第7話 李徴の名声
それから李徴の名声が広がるのはあっという間だった。
もちろん、詩の素晴らしさはあるとしても、それを虎となってまで作り続けたという事実が、人々の興味をひいたことは間違いない。いったん火がつくと、人気は燎原の火のごとく広がって、たくさんの業者が李徴の詩集を争うように出版し、それがまた飛ぶように売れた。
李陵の妻の清書した、言わば「直筆本」は、驚くような高値で売買された。
こうして、李徴の妻の元には、驚くような大金が舞い込むことになった。

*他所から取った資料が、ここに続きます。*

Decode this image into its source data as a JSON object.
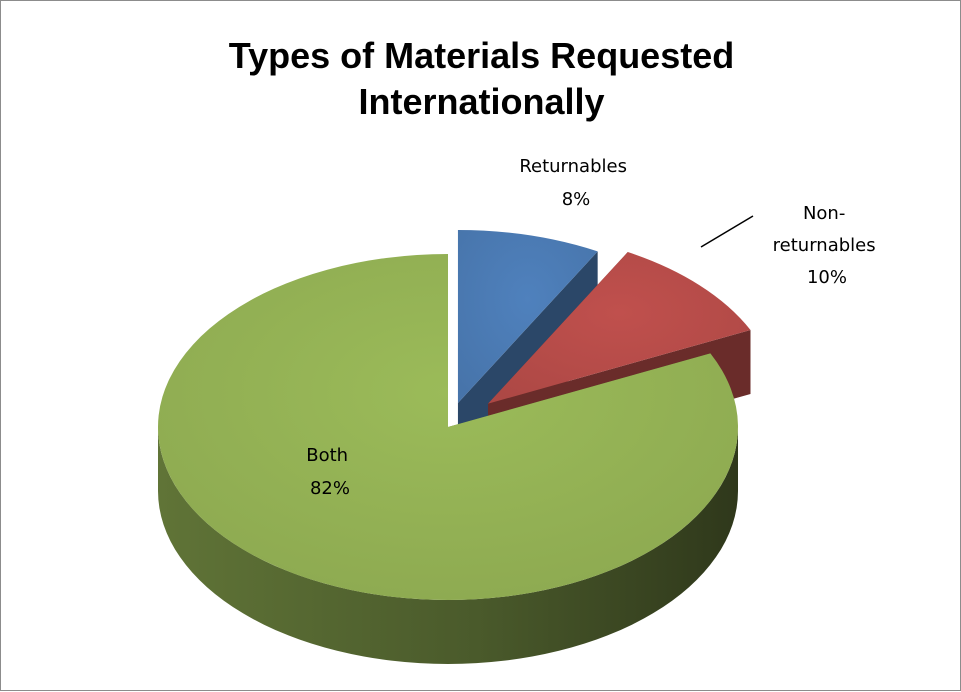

袁傪も、悪徳な連中から李徴の妻を守るため、いろいろと手を尽くしていた。
そんなある日、李徴の妻が、子どもを連れて、袁傪の家を訪ねてきた。
「今日は袁傪様にお願いがあって参りました」
まっすぐな澄んだ眼が美しい。
「お金が出来たので山林を買いたいのです」
「さ、山林ですか」
「この街の郊外に適当な場所はないでしょうか」
「すぐにはわかりませんが、西の方にはまだ開けていない土地がいくらでもあるでしょう。でも、急にどうしたんです」
「李徴、夫を連れて参りたいと思いまして」
「李徴を? 本気ですか?」
「もちろん本気です。私は、毎日、今、夫が人喰虎としておそれられているのかと思うといても立ってもいられない気持ちになります。助けたいのです。幸いお金も少し出来ました。全部、李徴のおかげです」
「確かに、助けられるものなら助けたいですが、でもどうしようと言うんですか」
「虎にとって食べ物が豊かな山林を買って、そこへうつすんです。そして塀で囲んで万が一にも人を襲ったりはしないようにしてあげたいんです」
「なるほど、人を襲ったら、襲う方も襲われる方も不幸ですね。それはいい考えだ。山林はわけなく手に入ると思います。ただ問題は、李徴をどうやって連れてくるかですが」
「一日に何時間か人間に戻ると言っていましたよね。その時に説得するしかないでしょう。私が自分で参ります。きっと説得します」
「わかりました。そうと決まれば急ぎましょう。人間に戻る時間がどんどん短くなっていると言っておりました。それに、人喰虎のままでは、人間に、退治されるおそれもありますからな」
山林を手に入れ、塀で囲むよう手はずを整えると、二人は李徴のいる商於に向かった。